The schedule is going to continue to be a bit discombobulated in August—not due to the arm, but because I have a special interview lined up to celebrate the podcast’s 10th anniversary at the beginning of the month, so the On the Shelf for August will be shifted later. (Originally I was thinking of doing some special episodes to air something every week in August to celebrate, but as I type this, my wrist is suggesting the path of sanity and I’m backing off on that.)
I’ll also be traveling in August: the Golden Crown Literary Society conference at the beginning of the month and Worldcon at the end of the month. If you’ll be at either of those events, please track me down to say hi.
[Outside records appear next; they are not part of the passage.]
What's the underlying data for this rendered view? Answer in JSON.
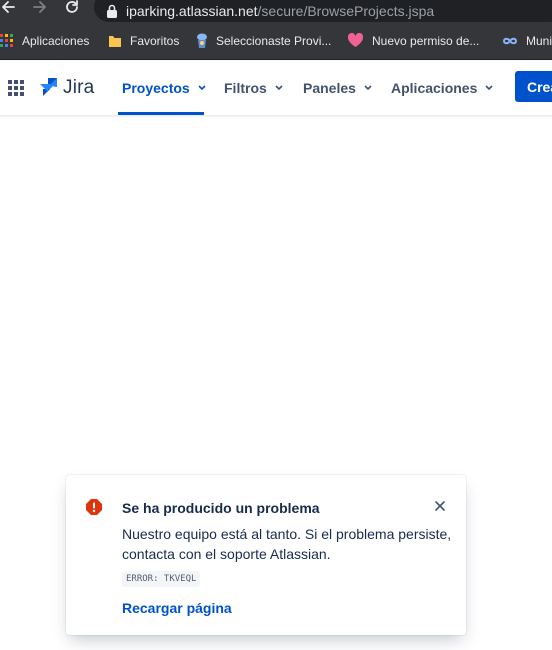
{
  "browser": {
    "url_host": "iparking.atlassian.net",
    "url_path": "/secure/BrowseProjects.jspa",
    "bookmarks": [
      {
        "label": "Aplicaciones",
        "icon": "apps-grid-icon"
      },
      {
        "label": "Favoritos",
        "icon": "folder-icon"
      },
      {
        "label": "Seleccionaste Provi...",
        "icon": "shield-badge-icon"
      },
      {
        "label": "Nuevo permiso de...",
        "icon": "heart-icon"
      },
      {
        "label": "Muni",
        "icon": "infinity-icon"
      }
    ]
  },
  "header": {
    "logo_text": "Jira",
    "nav": [
      {
        "label": "Proyectos",
        "active": true
      },
      {
        "label": "Filtros"
      },
      {
        "label": "Paneles"
      },
      {
        "label": "Aplicaciones"
      }
    ],
    "create_label": "Crear",
    "colors": {
      "brand": "#0052cc",
      "nav_text": "#42526e"
    }
  },
  "flag": {
    "title": "Se ha producido un problema",
    "description": "Nuestro equipo está al tanto. Si el problema persiste, contacta con el soporte Atlassian.",
    "error_code": "ERROR: TKVEQL",
    "action_label": "Recargar página",
    "colors": {
      "error_icon": "#de350b",
      "link": "#0052cc"
    }
  }
}
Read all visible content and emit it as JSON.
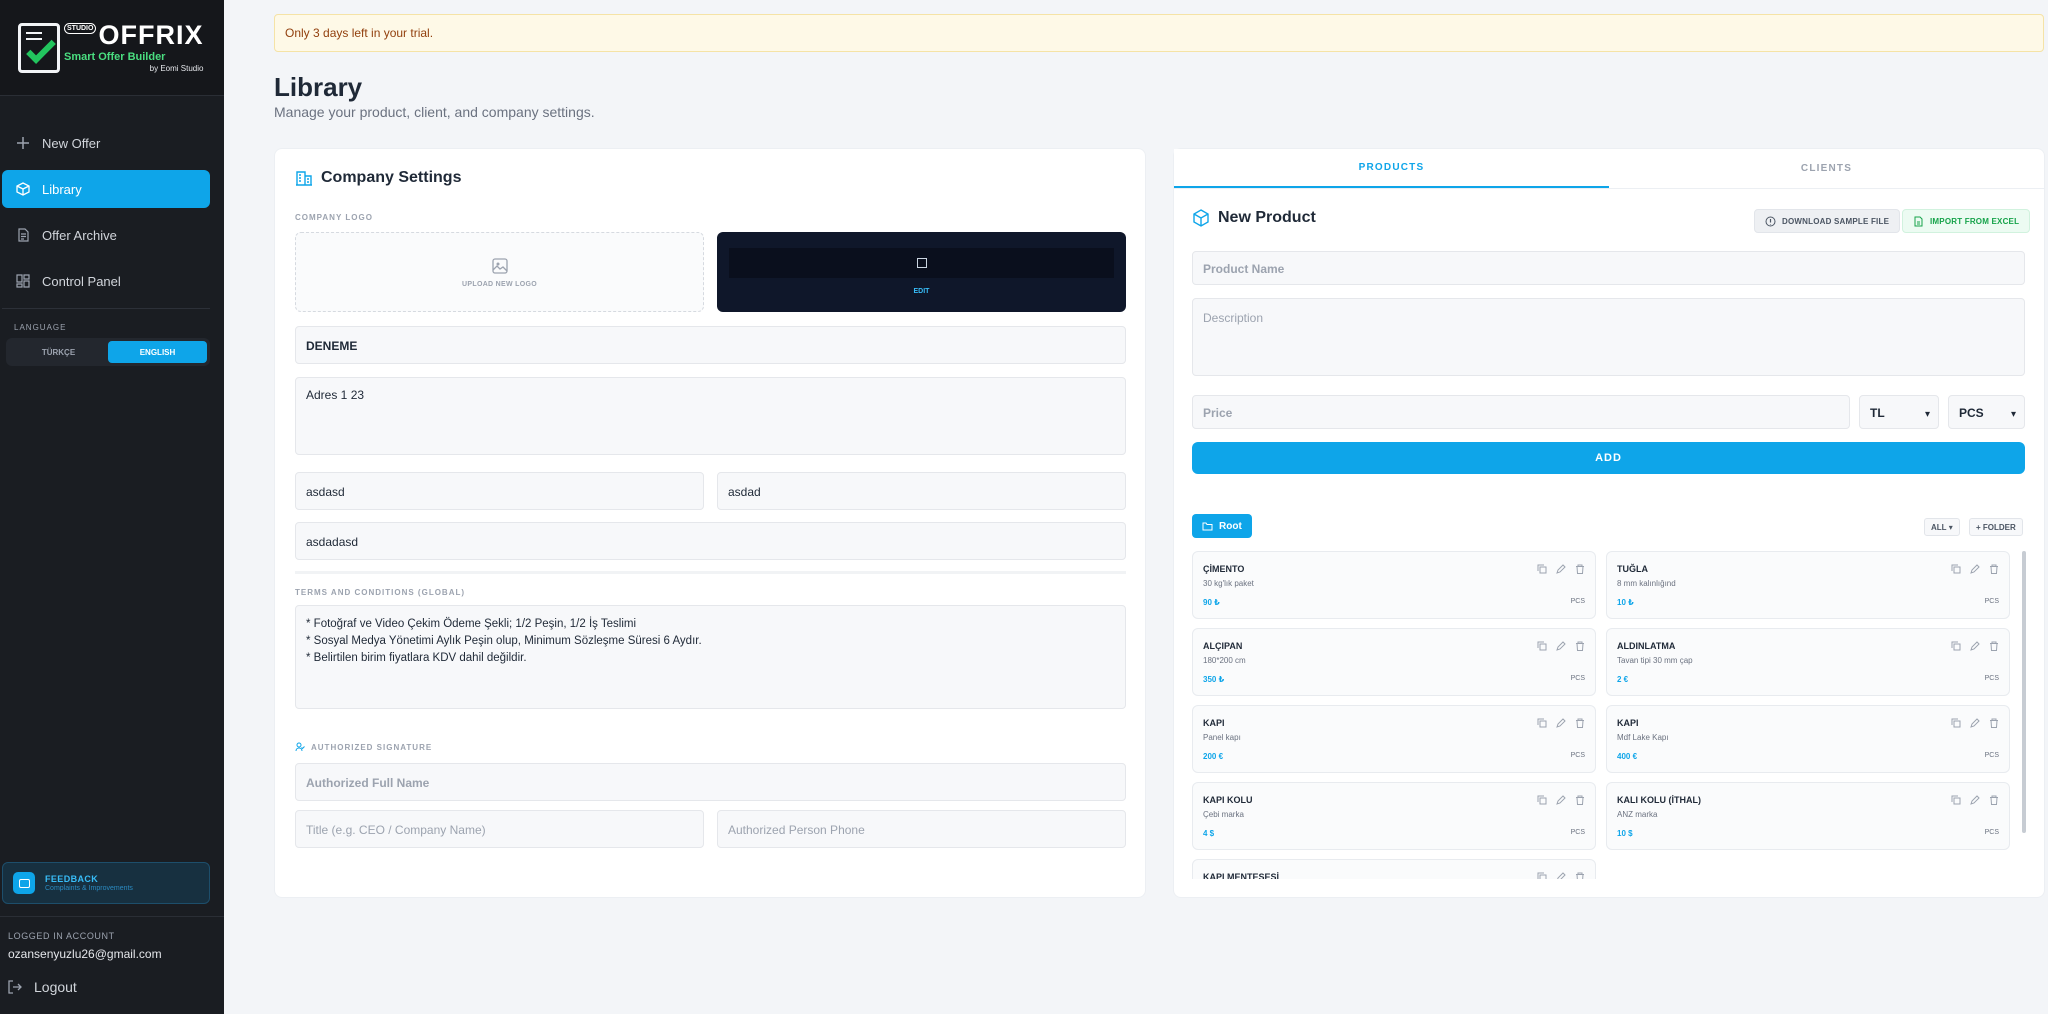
{
  "brand": {
    "badge": "STUDIO",
    "name": "OFFRIX",
    "subtitle": "Smart Offer Builder",
    "by": "by Eomi Studio"
  },
  "sidebar": {
    "items": [
      {
        "label": "New Offer",
        "icon": "plus-icon"
      },
      {
        "label": "Library",
        "icon": "box-icon"
      },
      {
        "label": "Offer Archive",
        "icon": "document-icon"
      },
      {
        "label": "Control Panel",
        "icon": "grid-icon"
      }
    ],
    "language_label": "LANGUAGE",
    "languages": [
      "TÜRKÇE",
      "ENGLISH"
    ],
    "selected_language": "ENGLISH",
    "feedback_title": "FEEDBACK",
    "feedback_sub": "Complaints & Improvements",
    "account_label": "LOGGED IN ACCOUNT",
    "account_email": "ozansenyuzlu26@gmail.com",
    "logout_label": "Logout"
  },
  "trial_banner": "Only 3 days left in your trial.",
  "page": {
    "title": "Library",
    "subtitle": "Manage your product, client, and company settings."
  },
  "company": {
    "title": "Company Settings",
    "logo_label": "COMPANY LOGO",
    "upload_label": "UPLOAD NEW LOGO",
    "edit_label": "EDIT",
    "name": "DENEME",
    "address": "Adres 1 23",
    "field_a": "asdasd",
    "field_b": "asdad",
    "field_c": "asdadasd",
    "terms_label": "TERMS AND CONDITIONS (GLOBAL)",
    "terms": [
      "* Fotoğraf ve Video Çekim Ödeme Şekli; 1/2 Peşin, 1/2 İş Teslimi",
      "* Sosyal Medya Yönetimi Aylık Peşin olup, Minimum Sözleşme Süresi 6 Aydır.",
      "* Belirtilen birim fiyatlara KDV dahil değildir."
    ],
    "signature_label": "AUTHORIZED SIGNATURE",
    "signature_name_placeholder": "Authorized Full Name",
    "signature_title_placeholder": "Title (e.g. CEO / Company Name)",
    "signature_phone_placeholder": "Authorized Person Phone"
  },
  "products": {
    "tabs": [
      "PRODUCTS",
      "CLIENTS"
    ],
    "active_tab": "PRODUCTS",
    "new_title": "New Product",
    "download_label": "DOWNLOAD SAMPLE FILE",
    "import_label": "IMPORT FROM EXCEL",
    "name_placeholder": "Product Name",
    "description_placeholder": "Description",
    "price_placeholder": "Price",
    "currency": "TL",
    "unit": "PCS",
    "add_label": "ADD",
    "root_label": "Root",
    "filter": "ALL",
    "folder_label": "+ FOLDER",
    "list": [
      {
        "name": "ÇİMENTO",
        "desc": "30 kg'lık paket",
        "price": "90 ₺",
        "unit": "PCS"
      },
      {
        "name": "TUĞLA",
        "desc": "8 mm kalınlığınd",
        "price": "10 ₺",
        "unit": "PCS"
      },
      {
        "name": "ALÇIPAN",
        "desc": "180*200 cm",
        "price": "350 ₺",
        "unit": "PCS"
      },
      {
        "name": "ALDINLATMA",
        "desc": "Tavan tipi 30 mm çap",
        "price": "2 €",
        "unit": "PCS"
      },
      {
        "name": "KAPI",
        "desc": "Panel kapı",
        "price": "200 €",
        "unit": "PCS"
      },
      {
        "name": "KAPI",
        "desc": "Mdf Lake Kapı",
        "price": "400 €",
        "unit": "PCS"
      },
      {
        "name": "KAPI KOLU",
        "desc": "Çebi marka",
        "price": "4 $",
        "unit": "PCS"
      },
      {
        "name": "KALI KOLU (İTHAL)",
        "desc": "ANZ marka",
        "price": "10 $",
        "unit": "PCS"
      },
      {
        "name": "KAPI MENTEŞESİ",
        "desc": "",
        "price": "",
        "unit": ""
      }
    ]
  },
  "colors": {
    "accent": "#0ea5e9",
    "sidebar_bg": "#1a1d22",
    "success": "#16a34a",
    "trial_bg": "#fef9e7"
  }
}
And while we’re talking about 10th anniversaries, remember that next year will be the 10th and final year of the fiction series. Submissions won’t be open until January (as usual) but check out the call for submissions on the website (see the show notes) and spread the word.
Publications on the Blog
With two months to catch up on, plus my usual blogging binge for Pride month, there are a lot of publications to mention. I started out with several articles on the 18th century: Lisa Moore’s study of Mary Delany’s intimate friendships, Sally O’Driscoll’s analysis of the parallel development of the idea of “the passionless woman” and the image of the lesbian, Julie Peakman’s chapter on lesbians in her book Lascivious Bodies: A Sexual History of the Eighteenth Century.
Then I tackled an assorted collection of biographical articles: an anonymous 17th century scandal sheet about Queen Christina of Sweden, Carmeta Abbott’s study of two 17th century paintings of a French noblewoman depicted in male clothing, Rudolph Bell’s commentary on the Benedetta Carlini archives, Nicole Reynolds’ study of the “cottage-core” image of the Ladies of Llangollen, and an article by Martha Vicinus on lesbian hints in the Victorian Codrington divorce trial.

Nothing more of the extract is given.